Inhibition of deoxygenation-induced membrane protein dephosphorylation and cell dehydration by phorbol esters and okadaic acid in sickle cells

• Published in: Blood Vol. 86; no. 5; pp. 1999 - 2007
• Main Authors: HASSANA FATHALLAH, COEZY, E, DE NEEF, R.-S, HARDY-DESSOURCES, M.-D, GIRAUD, F
• Format: Journal Article
• Language: English
• Published: Washington, DC The Americain Society of Hematology 01.09.1995
• Subjects: Adenosine Triphosphate - blood; Anemia, Sickle Cell - blood; Anemias. Hemoglobinopathies; Biological and medical sciences; Biological Transport; Calcium - blood; Calcium-Transporting ATPases - blood; Desiccation; Diseases of red blood cells; Erythrocyte Membrane - drug effects; Erythrocyte Membrane - metabolism; Erythrocytes - drug effects; Erythrocytes - physiology; Ethers, Cyclic - pharmacology; Hematologic and hematopoietic diseases; Humans; In Vitro Techniques; Kinetics; Medical sciences; Membrane Proteins - blood; Membrane Proteins - drug effects; Membrane Proteins - isolation & purification; Okadaic Acid; Oxygen - blood; Phosphates - blood; Phosphorus Radioisotopes; Potassium - blood; Protein Kinase C - metabolism; Protein Tyrosine Phosphatases - antagonists & inhibitors; Reference Values; Sodium - blood; Tetradecanoylphorbol Acetate - pharmacology; Human; Hemoglobinopathy; Phosphorylation; Hemolytic anemia; Sickle cell anemia; Sickle cell erythrocyte; Hemopathy; Dehydration; Genetic disease
• ISSN: 0006-4971; 1528-0020
• DOI: 10.1182/blood.v86.5.1999.bloodjournal8651999

Deoxygenation (DO) of sickle cell anemia red blood cells (SS cells) induces membrane permeabilization to Ca2+, Na+, and K+ and cell dehydration mostly through the activation of the Ca(2+)-dependent K+ channels.
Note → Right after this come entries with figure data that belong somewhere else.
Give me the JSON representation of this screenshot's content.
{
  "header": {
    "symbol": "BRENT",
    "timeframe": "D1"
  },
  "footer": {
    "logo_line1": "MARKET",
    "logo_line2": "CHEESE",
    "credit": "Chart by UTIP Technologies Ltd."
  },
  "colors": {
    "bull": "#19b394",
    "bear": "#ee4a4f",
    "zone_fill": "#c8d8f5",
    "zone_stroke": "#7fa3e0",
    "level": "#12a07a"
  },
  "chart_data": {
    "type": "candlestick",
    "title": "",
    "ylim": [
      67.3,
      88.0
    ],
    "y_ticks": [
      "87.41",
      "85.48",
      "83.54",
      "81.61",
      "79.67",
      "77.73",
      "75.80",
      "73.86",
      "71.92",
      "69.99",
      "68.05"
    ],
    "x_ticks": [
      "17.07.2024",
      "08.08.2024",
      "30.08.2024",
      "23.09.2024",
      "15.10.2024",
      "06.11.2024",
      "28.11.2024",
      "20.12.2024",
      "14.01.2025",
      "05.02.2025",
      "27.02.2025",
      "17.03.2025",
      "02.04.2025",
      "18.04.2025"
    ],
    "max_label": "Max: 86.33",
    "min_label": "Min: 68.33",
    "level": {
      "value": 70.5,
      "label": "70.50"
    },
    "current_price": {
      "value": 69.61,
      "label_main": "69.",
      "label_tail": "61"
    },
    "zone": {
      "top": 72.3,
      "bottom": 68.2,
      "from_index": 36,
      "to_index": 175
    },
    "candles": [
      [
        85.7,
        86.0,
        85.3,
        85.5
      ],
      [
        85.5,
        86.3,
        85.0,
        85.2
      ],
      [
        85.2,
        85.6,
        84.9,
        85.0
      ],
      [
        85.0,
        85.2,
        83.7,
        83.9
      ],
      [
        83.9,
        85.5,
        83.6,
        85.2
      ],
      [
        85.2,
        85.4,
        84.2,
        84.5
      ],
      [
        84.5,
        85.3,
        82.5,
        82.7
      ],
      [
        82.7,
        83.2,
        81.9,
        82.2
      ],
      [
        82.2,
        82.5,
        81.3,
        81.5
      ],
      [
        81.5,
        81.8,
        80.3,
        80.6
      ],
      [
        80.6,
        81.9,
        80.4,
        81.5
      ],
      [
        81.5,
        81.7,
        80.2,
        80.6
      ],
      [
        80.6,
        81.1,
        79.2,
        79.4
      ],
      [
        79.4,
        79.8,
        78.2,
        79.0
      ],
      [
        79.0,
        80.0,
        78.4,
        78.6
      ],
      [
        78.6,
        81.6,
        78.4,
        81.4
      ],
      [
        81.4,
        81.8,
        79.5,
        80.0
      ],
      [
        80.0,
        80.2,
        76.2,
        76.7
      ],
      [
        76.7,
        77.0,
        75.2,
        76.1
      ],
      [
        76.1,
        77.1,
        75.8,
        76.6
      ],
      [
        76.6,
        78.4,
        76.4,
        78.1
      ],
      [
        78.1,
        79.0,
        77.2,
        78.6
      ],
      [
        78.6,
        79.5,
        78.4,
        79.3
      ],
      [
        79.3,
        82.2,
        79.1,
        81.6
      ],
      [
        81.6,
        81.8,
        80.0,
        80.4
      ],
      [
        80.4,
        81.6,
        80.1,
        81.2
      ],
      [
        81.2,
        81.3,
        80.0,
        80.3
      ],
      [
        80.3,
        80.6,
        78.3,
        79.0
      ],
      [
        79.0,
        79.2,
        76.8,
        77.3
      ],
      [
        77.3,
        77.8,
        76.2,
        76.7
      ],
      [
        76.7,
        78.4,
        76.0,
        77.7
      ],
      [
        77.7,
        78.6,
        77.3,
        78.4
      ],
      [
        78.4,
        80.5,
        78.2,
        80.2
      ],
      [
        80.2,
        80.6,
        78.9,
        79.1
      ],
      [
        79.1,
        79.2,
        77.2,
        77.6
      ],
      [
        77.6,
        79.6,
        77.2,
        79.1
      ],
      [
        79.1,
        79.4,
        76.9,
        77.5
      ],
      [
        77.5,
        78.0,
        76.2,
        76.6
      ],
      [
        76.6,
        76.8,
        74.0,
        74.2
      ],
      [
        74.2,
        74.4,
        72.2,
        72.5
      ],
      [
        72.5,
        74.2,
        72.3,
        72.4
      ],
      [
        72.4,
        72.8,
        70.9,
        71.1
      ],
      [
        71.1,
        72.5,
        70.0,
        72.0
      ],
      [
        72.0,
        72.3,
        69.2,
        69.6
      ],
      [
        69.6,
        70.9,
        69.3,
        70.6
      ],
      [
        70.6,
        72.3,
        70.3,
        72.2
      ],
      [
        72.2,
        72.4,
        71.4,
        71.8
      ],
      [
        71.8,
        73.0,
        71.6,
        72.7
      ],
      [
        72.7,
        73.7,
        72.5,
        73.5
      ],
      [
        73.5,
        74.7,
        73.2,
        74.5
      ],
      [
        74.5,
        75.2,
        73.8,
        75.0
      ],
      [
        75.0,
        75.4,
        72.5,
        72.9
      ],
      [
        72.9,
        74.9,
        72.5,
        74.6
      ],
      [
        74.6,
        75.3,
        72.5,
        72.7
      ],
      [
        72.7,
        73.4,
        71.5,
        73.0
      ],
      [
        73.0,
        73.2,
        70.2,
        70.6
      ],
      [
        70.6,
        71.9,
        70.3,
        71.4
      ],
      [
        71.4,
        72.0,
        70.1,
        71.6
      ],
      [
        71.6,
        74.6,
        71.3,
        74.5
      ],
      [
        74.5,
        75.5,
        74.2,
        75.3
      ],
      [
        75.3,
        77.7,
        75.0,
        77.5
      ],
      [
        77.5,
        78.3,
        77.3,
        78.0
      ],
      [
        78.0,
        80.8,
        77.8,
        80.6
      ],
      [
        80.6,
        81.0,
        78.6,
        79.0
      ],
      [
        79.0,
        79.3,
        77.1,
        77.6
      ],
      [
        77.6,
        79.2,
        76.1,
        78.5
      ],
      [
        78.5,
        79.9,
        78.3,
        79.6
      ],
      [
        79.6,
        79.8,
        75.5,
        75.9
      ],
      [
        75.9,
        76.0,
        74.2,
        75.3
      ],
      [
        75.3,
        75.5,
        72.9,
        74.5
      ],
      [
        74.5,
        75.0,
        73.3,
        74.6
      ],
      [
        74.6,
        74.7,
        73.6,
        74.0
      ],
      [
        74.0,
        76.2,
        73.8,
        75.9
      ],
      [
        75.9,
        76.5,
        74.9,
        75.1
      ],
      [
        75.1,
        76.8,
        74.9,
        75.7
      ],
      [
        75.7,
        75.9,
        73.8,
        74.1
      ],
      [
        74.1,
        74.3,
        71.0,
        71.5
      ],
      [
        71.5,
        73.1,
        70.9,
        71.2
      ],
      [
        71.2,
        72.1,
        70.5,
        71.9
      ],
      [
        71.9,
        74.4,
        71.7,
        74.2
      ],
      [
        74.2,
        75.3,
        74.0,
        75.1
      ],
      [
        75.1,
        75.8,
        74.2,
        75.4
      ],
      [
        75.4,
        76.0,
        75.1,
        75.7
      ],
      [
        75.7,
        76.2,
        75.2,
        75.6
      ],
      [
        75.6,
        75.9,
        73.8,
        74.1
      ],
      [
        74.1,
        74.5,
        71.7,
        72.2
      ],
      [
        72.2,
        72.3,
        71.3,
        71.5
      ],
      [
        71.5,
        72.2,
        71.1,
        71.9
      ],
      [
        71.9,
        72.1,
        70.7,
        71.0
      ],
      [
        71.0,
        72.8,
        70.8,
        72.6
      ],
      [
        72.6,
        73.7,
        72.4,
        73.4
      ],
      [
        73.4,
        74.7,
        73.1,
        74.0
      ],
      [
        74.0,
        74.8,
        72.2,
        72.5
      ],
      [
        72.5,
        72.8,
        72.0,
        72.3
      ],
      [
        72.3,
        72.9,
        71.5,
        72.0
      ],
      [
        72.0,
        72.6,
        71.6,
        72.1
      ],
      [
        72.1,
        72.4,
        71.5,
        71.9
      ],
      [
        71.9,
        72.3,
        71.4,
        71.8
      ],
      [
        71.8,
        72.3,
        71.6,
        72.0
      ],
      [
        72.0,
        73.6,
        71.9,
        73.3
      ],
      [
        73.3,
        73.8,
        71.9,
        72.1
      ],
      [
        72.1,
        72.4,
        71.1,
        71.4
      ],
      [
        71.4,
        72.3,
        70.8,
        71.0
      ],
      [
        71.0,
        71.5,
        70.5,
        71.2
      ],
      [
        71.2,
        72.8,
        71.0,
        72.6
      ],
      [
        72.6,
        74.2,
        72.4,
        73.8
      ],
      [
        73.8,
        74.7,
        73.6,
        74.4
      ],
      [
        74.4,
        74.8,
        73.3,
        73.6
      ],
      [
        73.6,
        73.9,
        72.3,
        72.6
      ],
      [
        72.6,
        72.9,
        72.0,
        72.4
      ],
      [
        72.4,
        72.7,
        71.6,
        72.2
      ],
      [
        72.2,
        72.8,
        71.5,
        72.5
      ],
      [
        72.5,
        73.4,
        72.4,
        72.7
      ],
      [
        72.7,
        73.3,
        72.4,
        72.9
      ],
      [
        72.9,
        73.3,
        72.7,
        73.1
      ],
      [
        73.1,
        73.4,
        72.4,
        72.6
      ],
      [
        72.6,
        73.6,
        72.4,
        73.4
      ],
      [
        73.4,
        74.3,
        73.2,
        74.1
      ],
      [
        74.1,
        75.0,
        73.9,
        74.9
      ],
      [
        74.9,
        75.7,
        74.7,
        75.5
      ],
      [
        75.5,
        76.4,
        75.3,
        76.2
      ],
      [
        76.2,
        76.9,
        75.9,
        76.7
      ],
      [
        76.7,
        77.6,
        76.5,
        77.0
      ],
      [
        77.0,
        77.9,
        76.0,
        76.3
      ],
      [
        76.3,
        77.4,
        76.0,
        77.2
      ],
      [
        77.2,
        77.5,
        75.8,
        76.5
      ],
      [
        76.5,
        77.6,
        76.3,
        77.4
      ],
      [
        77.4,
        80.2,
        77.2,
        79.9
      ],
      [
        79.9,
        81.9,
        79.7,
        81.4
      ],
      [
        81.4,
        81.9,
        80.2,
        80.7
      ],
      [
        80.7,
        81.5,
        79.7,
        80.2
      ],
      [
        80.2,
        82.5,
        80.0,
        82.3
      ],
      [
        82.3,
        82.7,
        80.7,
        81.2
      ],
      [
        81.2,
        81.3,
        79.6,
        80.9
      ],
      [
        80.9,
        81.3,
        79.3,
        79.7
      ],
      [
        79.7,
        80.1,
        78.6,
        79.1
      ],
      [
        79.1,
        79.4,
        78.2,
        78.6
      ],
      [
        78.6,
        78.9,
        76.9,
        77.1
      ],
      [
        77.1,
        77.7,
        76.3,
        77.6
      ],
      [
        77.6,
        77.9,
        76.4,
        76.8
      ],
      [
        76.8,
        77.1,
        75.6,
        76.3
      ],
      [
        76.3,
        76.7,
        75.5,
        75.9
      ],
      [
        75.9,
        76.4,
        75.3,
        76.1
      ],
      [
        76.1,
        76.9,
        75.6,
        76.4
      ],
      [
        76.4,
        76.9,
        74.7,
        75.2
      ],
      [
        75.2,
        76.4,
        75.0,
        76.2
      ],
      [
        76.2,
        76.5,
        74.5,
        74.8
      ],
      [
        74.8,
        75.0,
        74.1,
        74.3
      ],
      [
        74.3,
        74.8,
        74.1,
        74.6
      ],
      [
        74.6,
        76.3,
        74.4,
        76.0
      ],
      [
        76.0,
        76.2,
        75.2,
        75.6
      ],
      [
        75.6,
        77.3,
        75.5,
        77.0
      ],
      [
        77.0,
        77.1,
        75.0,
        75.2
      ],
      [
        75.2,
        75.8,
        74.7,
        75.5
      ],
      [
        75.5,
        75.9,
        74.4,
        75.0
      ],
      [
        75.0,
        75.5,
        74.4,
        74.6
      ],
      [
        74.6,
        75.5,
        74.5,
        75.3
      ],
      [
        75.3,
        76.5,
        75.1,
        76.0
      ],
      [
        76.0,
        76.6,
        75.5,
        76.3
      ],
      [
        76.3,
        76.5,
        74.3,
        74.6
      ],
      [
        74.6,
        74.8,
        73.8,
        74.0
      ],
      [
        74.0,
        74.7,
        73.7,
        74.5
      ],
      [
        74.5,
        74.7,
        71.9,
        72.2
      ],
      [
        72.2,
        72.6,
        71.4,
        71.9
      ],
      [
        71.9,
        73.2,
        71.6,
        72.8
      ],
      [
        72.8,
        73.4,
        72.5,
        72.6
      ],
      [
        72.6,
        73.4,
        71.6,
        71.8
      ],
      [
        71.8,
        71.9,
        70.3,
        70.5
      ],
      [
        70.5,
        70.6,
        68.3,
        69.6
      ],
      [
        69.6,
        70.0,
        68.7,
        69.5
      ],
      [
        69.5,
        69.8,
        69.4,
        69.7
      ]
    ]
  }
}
We show that DO of both SS cells and normal red blood cells was accompanied by a nonspecific dephosphorylation of membrane proteins. After treatment with a protein kinase C activator (phorbol myristate acetate) or a phosphoprotein phosphatase inhibitor (okadaic acid), the level of membrane protein phosphorylation in deoxygenated cells was maintained higher or equal, respectively, to that of the oxygenated controls. We found that these drugs in SS cells (1) inhibited by 40% the DO-stimulated net Ca2+ uptake, without affecting the DO-stimulated Ca2+ influx, suggesting that they activated the Ca2+ efflux; (2) slightly increased the DO-induced Na+ uptake and decreased the DO-induced K+ loss; and (3) prevented the DO-induced cell dehydration. Both drugs are known to stimulate both phosphorylation and activity of the Ca pump and of the Na/H antiport. Inhibition of SS cell dehydration might be due to an activation of the Ca pump preventing [Ca2+]i elevation responsible for the stimulation of the K+ channels and/or to an activation of the Na/H exchange resulting in cell water gain.